I adapted this essay from a short address I gave at the Ethical Society of St. Louis on 16 April 2023.
For most of 2012 and 2013, I worked as an Editor in the language services unit at the United Nations in Beirut. Most of my colleagues specialized in Arabic-English translation, and even back in 2012, they were using a range of machine translation tools. My colleagues were dedicated to working with these technologies for at least two reasons: first, most of them loved Arabic more than Ken loves Barbie, and they were adamant about the future of Arabic; and second, my colleagues were well aware of the UN’s institutional commitment to working with machine translation, and they were determined that the Beirut office would lead in all matters related to Arabic.
Machine translation came up in many staff meetings. I gathered that it was tedious and time-consuming, unpredictable and unreliable. Everything had to be checked and corrected, and no one had space for what seemed like extra work. Discussing these challenges, one colleague explained that this was not wasted effort.

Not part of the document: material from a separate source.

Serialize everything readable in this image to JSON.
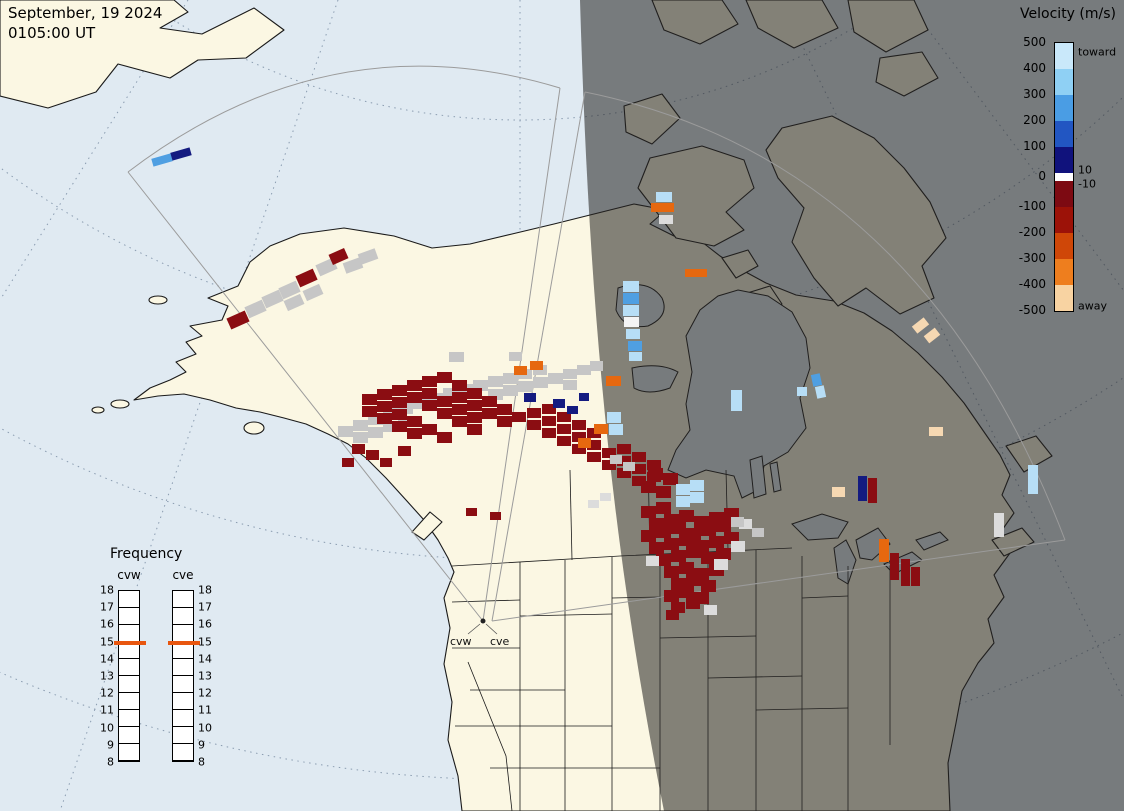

She encouraged our unit to keep on feeding the machine, to keep on giving it examples of correct translations, to keep on building the tool. Machine translation was only as good as the examples fed into it.

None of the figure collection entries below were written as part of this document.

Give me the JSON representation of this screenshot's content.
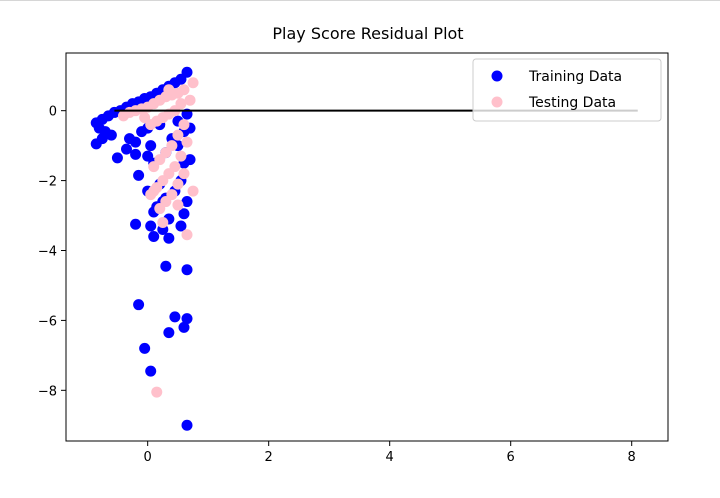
{
  "chart_data": {
    "type": "scatter",
    "title": "Play Score Residual Plot",
    "xlabel": "",
    "ylabel": "",
    "xlim": [
      -1.35,
      8.6
    ],
    "ylim": [
      -9.45,
      1.65
    ],
    "xticks": [
      0,
      2,
      4,
      6,
      8
    ],
    "yticks": [
      0,
      -2,
      -4,
      -6,
      -8
    ],
    "grid": false,
    "legend_position": "top-right",
    "hline": {
      "y": 0,
      "xmin": -0.55,
      "xmax": 8.1,
      "color": "#000000"
    },
    "colors": {
      "training": "#0000ff",
      "testing": "#ffc0cb"
    },
    "series": [
      {
        "name": "Training Data",
        "color": "#0000ff",
        "points": [
          [
            0.65,
            1.1
          ],
          [
            0.55,
            0.9
          ],
          [
            0.45,
            0.8
          ],
          [
            0.35,
            0.7
          ],
          [
            0.25,
            0.6
          ],
          [
            0.15,
            0.5
          ],
          [
            0.05,
            0.4
          ],
          [
            -0.05,
            0.35
          ],
          [
            -0.15,
            0.25
          ],
          [
            -0.25,
            0.2
          ],
          [
            -0.35,
            0.1
          ],
          [
            -0.45,
            0.0
          ],
          [
            -0.55,
            -0.05
          ],
          [
            -0.65,
            -0.15
          ],
          [
            -0.75,
            -0.25
          ],
          [
            -0.85,
            -0.35
          ],
          [
            -0.8,
            -0.5
          ],
          [
            -0.7,
            -0.6
          ],
          [
            -0.6,
            -0.7
          ],
          [
            -0.75,
            -0.8
          ],
          [
            -0.85,
            -0.95
          ],
          [
            -0.5,
            -1.35
          ],
          [
            -0.35,
            -1.1
          ],
          [
            -0.3,
            -0.8
          ],
          [
            -0.2,
            -0.9
          ],
          [
            -0.1,
            -0.6
          ],
          [
            0.0,
            -0.5
          ],
          [
            0.05,
            -1.0
          ],
          [
            0.0,
            -1.3
          ],
          [
            -0.2,
            -1.25
          ],
          [
            0.1,
            -1.5
          ],
          [
            -0.15,
            -1.85
          ],
          [
            0.2,
            -2.1
          ],
          [
            0.0,
            -2.3
          ],
          [
            0.3,
            -2.5
          ],
          [
            0.15,
            -2.75
          ],
          [
            0.25,
            -2.6
          ],
          [
            0.1,
            -2.9
          ],
          [
            0.35,
            -3.1
          ],
          [
            0.25,
            -3.4
          ],
          [
            0.35,
            -3.65
          ],
          [
            0.1,
            -3.6
          ],
          [
            0.05,
            -3.3
          ],
          [
            -0.2,
            -3.25
          ],
          [
            0.5,
            -1.0
          ],
          [
            0.6,
            -1.5
          ],
          [
            0.55,
            -2.0
          ],
          [
            0.45,
            -2.3
          ],
          [
            0.65,
            -2.6
          ],
          [
            0.6,
            -2.95
          ],
          [
            0.55,
            -3.3
          ],
          [
            0.7,
            -1.4
          ],
          [
            0.6,
            -0.6
          ],
          [
            0.5,
            -0.3
          ],
          [
            0.3,
            -1.2
          ],
          [
            0.2,
            -0.4
          ],
          [
            0.4,
            -0.8
          ],
          [
            0.7,
            -0.5
          ],
          [
            0.65,
            -0.1
          ],
          [
            0.3,
            -4.45
          ],
          [
            0.65,
            -4.55
          ],
          [
            -0.15,
            -5.55
          ],
          [
            0.45,
            -5.9
          ],
          [
            0.6,
            -6.2
          ],
          [
            0.65,
            -5.95
          ],
          [
            0.35,
            -6.35
          ],
          [
            -0.05,
            -6.8
          ],
          [
            0.05,
            -7.45
          ],
          [
            0.65,
            -9.0
          ]
        ]
      },
      {
        "name": "Testing Data",
        "color": "#ffc0cb",
        "points": [
          [
            0.75,
            0.8
          ],
          [
            0.6,
            0.6
          ],
          [
            0.5,
            0.5
          ],
          [
            0.4,
            0.45
          ],
          [
            0.3,
            0.4
          ],
          [
            0.2,
            0.3
          ],
          [
            0.1,
            0.2
          ],
          [
            0.0,
            0.1
          ],
          [
            -0.1,
            0.05
          ],
          [
            -0.2,
            0.0
          ],
          [
            -0.3,
            -0.05
          ],
          [
            -0.4,
            -0.15
          ],
          [
            0.55,
            0.2
          ],
          [
            0.45,
            0.0
          ],
          [
            0.35,
            -0.1
          ],
          [
            0.25,
            -0.2
          ],
          [
            0.15,
            -0.3
          ],
          [
            0.05,
            -0.4
          ],
          [
            0.6,
            -0.4
          ],
          [
            0.5,
            -0.7
          ],
          [
            0.4,
            -1.0
          ],
          [
            0.3,
            -1.2
          ],
          [
            0.2,
            -1.4
          ],
          [
            0.1,
            -1.6
          ],
          [
            0.55,
            -1.3
          ],
          [
            0.45,
            -1.6
          ],
          [
            0.35,
            -1.8
          ],
          [
            0.25,
            -2.0
          ],
          [
            0.15,
            -2.2
          ],
          [
            0.05,
            -2.4
          ],
          [
            0.6,
            -1.8
          ],
          [
            0.5,
            -2.1
          ],
          [
            0.4,
            -2.4
          ],
          [
            0.3,
            -2.6
          ],
          [
            0.2,
            -2.8
          ],
          [
            0.1,
            -2.3
          ],
          [
            0.75,
            -2.3
          ],
          [
            0.5,
            -2.7
          ],
          [
            0.25,
            -3.2
          ],
          [
            0.65,
            -3.55
          ],
          [
            0.15,
            -8.05
          ],
          [
            0.7,
            0.3
          ],
          [
            0.65,
            -0.9
          ],
          [
            0.35,
            0.6
          ],
          [
            -0.05,
            -0.2
          ]
        ]
      }
    ]
  }
}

Well it has been more than a decade since then. I moved to Bangkok and the technology moved on and now everyone is talking about machine learning and AI. For example, I was on the meditation subreddit the other day and scrolled past a comment that hit home:
To which all I can say is, BRO me also too.

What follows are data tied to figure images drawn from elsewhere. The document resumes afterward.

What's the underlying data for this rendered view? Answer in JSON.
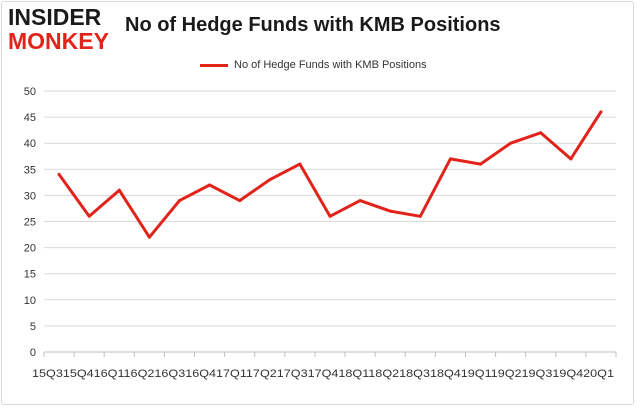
{
  "logo": {
    "line1": "INSIDER",
    "line2": "MONKEY"
  },
  "chart_data": {
    "type": "line",
    "title": "No of Hedge Funds with KMB Positions",
    "legend": {
      "position": "top-center"
    },
    "grid": true,
    "ylim": [
      0,
      50
    ],
    "yticks": [
      0,
      5,
      10,
      15,
      20,
      25,
      30,
      35,
      40,
      45,
      50
    ],
    "categories": [
      "2015Q3",
      "2015Q4",
      "2016Q1",
      "2016Q2",
      "2016Q3",
      "2016Q4",
      "2017Q1",
      "2017Q2",
      "2017Q3",
      "2017Q4",
      "2018Q1",
      "2018Q2",
      "2018Q3",
      "2018Q4",
      "2019Q1",
      "2019Q2",
      "2019Q3",
      "2019Q4",
      "2020Q1"
    ],
    "xtick_text": "15Q315Q416Q116Q216Q316Q417Q117Q217Q317Q418Q118Q218Q318Q419Q119Q219Q319Q420Q1",
    "series": [
      {
        "name": "No of Hedge Funds with KMB Positions",
        "color": "#e2231a",
        "values": [
          34,
          26,
          31,
          22,
          29,
          32,
          29,
          33,
          36,
          26,
          29,
          27,
          26,
          37,
          36,
          40,
          42,
          37,
          46
        ]
      }
    ]
  }
}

The one thing I know about AI echoes a general and unavoidable truth about ourselves. Versions of this relationship – inputs to outputs – are just about everywhere. This month we celebrate Earth Day, and a harrowing inputs-outputs relationship is right there in the pollutants we dump into the environment that then build up in our own blood.
But I’ll focus now on how it turned up for me, in terms of race. Maybe you can relate to my experience – about a decade ago the murder of unarmed black children and adults began showing me something about the data set I was trained on. Trayvon Martin. Eric Garner. And then Michael Brown in Ferguson rocked my world, a world away in Bangkok. And it just kept on happening. Tamir Rice. Sandra Bland. Breonna Taylor. And by the time we got to George Floyd, I knew my data set had blinded me to multiple forms of systemic racial injustice, and I had to own my own blindness. The racism I was born into followed me everywhere I went in the world, and I had replicated it, uncritically, without a gun to my head.
I began to change my inputs, what I followed, read and watched. I began feeding myself a better data set; one that represented more of the real world and less of the white one. More of the Global South and less of the West. More of the 99% and less of the 1%.
There is power in how we use our attention and focus, in who we include and exclude, in what we replicate and what we disrupt. I encourage you and me and all of us to be intentional and critical about the data sets we train ourselves on. Be as critical as you would be about the food you eat, the air you breathe and the water you drink. Be careful of what you are building, because, as my colleague said in 2012, this is not wasted effort.